ConSeq FAQ
1. What is the minimum number of
sequences required to get reliable results?
2. What are the advantages of
using phylogenetic trees?
3. For what kind of proteins is it advisable to use ConSeq?
4. What should I do if I find problems uploading external MSA files?
5.
Is it possible for the extreme grades 1 and 9 to be unoccupied? Which conditions give this result?
6. Can I download the core algorithm of ConSeq?
7. What is the maximal ConSeq run?
1. What is the minimum
number of sequences required to get reliable results?
There is not an exact answer to
this, as the variance between the sequences matters. Nevertheless, as a 'rule of
thumb', we recommend a minimum of 10 homologues. If PSI-BLAST found fewer than
that, you can try to raise the E-value cutoff, for example by changing it from
the default 0.001 to 0.01. However, the additional sequences found may be phylogenetically distant from the query sequence, which can
influence the quality of the generated MSA. On the other hand, if too many
homologues are used, the conservation signal/s may decrease due to background
noise added to the MSA. Thus, a better solution is to supply your own MSA file.
2. What are the
advantages of using phylogenetic trees?
- All databases contain a certain degree of
over-representation of certain families or species (HIV, Human, etc.).

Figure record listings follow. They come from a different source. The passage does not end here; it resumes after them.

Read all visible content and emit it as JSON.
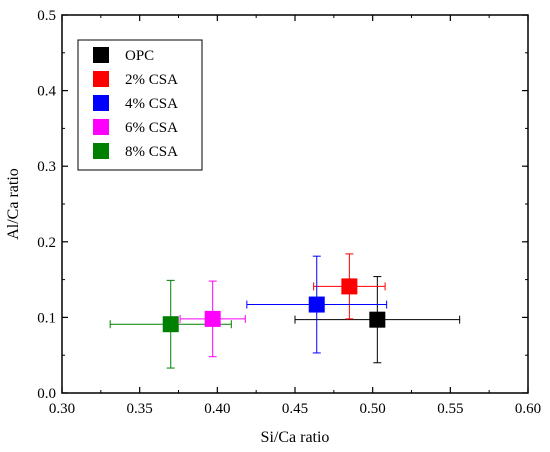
{
  "chart_data": {
    "type": "scatter",
    "title": "",
    "xlabel": "Si/Ca ratio",
    "ylabel": "Al/Ca ratio",
    "xlim": [
      0.3,
      0.6
    ],
    "ylim": [
      0.0,
      0.5
    ],
    "xticks": [
      "0.30",
      "0.35",
      "0.40",
      "0.45",
      "0.50",
      "0.55",
      "0.60"
    ],
    "yticks": [
      "0.0",
      "0.1",
      "0.2",
      "0.3",
      "0.4",
      "0.5"
    ],
    "grid": false,
    "legend_position": "top-left",
    "series": [
      {
        "name": "OPC",
        "color": "#000000",
        "x": 0.503,
        "y": 0.097,
        "x_err_minus": 0.053,
        "x_err_plus": 0.053,
        "y_err_minus": 0.057,
        "y_err_plus": 0.057
      },
      {
        "name": "2% CSA",
        "color": "#ff0000",
        "x": 0.485,
        "y": 0.141,
        "x_err_minus": 0.023,
        "x_err_plus": 0.023,
        "y_err_minus": 0.043,
        "y_err_plus": 0.043
      },
      {
        "name": "4% CSA",
        "color": "#0000ff",
        "x": 0.464,
        "y": 0.117,
        "x_err_minus": 0.045,
        "x_err_plus": 0.045,
        "y_err_minus": 0.064,
        "y_err_plus": 0.064
      },
      {
        "name": "6% CSA",
        "color": "#ff00ff",
        "x": 0.397,
        "y": 0.098,
        "x_err_minus": 0.021,
        "x_err_plus": 0.021,
        "y_err_minus": 0.05,
        "y_err_plus": 0.05
      },
      {
        "name": "8% CSA",
        "color": "#008000",
        "x": 0.37,
        "y": 0.091,
        "x_err_minus": 0.039,
        "x_err_plus": 0.039,
        "y_err_minus": 0.058,
        "y_err_plus": 0.058
      }
    ]
  }
}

Phylogenetic trees deal better with redundancy than methods that analyze
MSA directly, by weighting clusters of closely-related sequences
differently. This clustering process diminishes the influence of redundant
sequences.
- The phylogenetic tree simulates the
evolutionary process better than an MSA. This allows us to identify the
more accurately mutations that could have occurred in the history of a
family of homologous sequences.
- The phylogenetic tree reconstruction provides
us with additional in-silico mutational
data for the calculation. This data increases the statistical reliability
of the calculations.
3. For what kind of
proteins is it advisable to use ConSeq?
ConSeq can be used for all proteins and domain sequences. However, for
proteins with determined structures it is advisable to use the ConSurf server http://consurf.tau.ac.il/.
For transmembrane (TM)
proteins it is advisable to consider the conservation results only. The
buried/exposed prediction for the TM regions is inaccurate and consequently
misleads the discrimination between the structural and functional residues.
4. What should I do
if I find problems uploading external MSA files?
- Check your MSA file in a simple
text editor (e.g. Notepad on Windows). It is very common that MSA files
downloaded from the web contain unnecessary characters. Eliminate them,
and save your file as text only.
- We have found some kind of
incompatibility between the text format of PC / Unix and Mac machines. If
you are running the ConSeq server from a Mac
platform, and you get repetitive error messages, we recommend that you
save your file using Word as an "MS-Dos" text file. This format
should be compatible with the Dos and Unix text files.
5. Is it possible for the
extreme grades 1 and 9 to be unoccupied? Which conditions give this result?
- Grades 1-8 can be unoccupied,
although this will occur rarely, such as when ConSeq
finds few homologues. Grade 9 is always occupied by at least one residue.
6. Can I download the core algorithm of ConSeq ?
- Rate4Site, the core algorithm of ConSeq, is a program for detecting conserved amino-acid sites by computing the relative evolutionary rate for each site in the multiple sequence alignment (MSA).
- Downloading the program (Unix machine) :
Rate4Site.tar.gz
- Openning and compiling the proram:
>gunzip Rate4Site.tar.gz
>tar -xvf Rate4Site.tar
>g++ -o r4s.exe -O3 -ftemplate-depth-250 *.cpp
- Running Rate4Site:
For help:
>r4s.exe -h
Example:
>r4s.exe -a '' -s -Qc -Mj -z
7. What is the maximal ConSeq run?
- ConSeq run will be automatically terminated after 96 hours.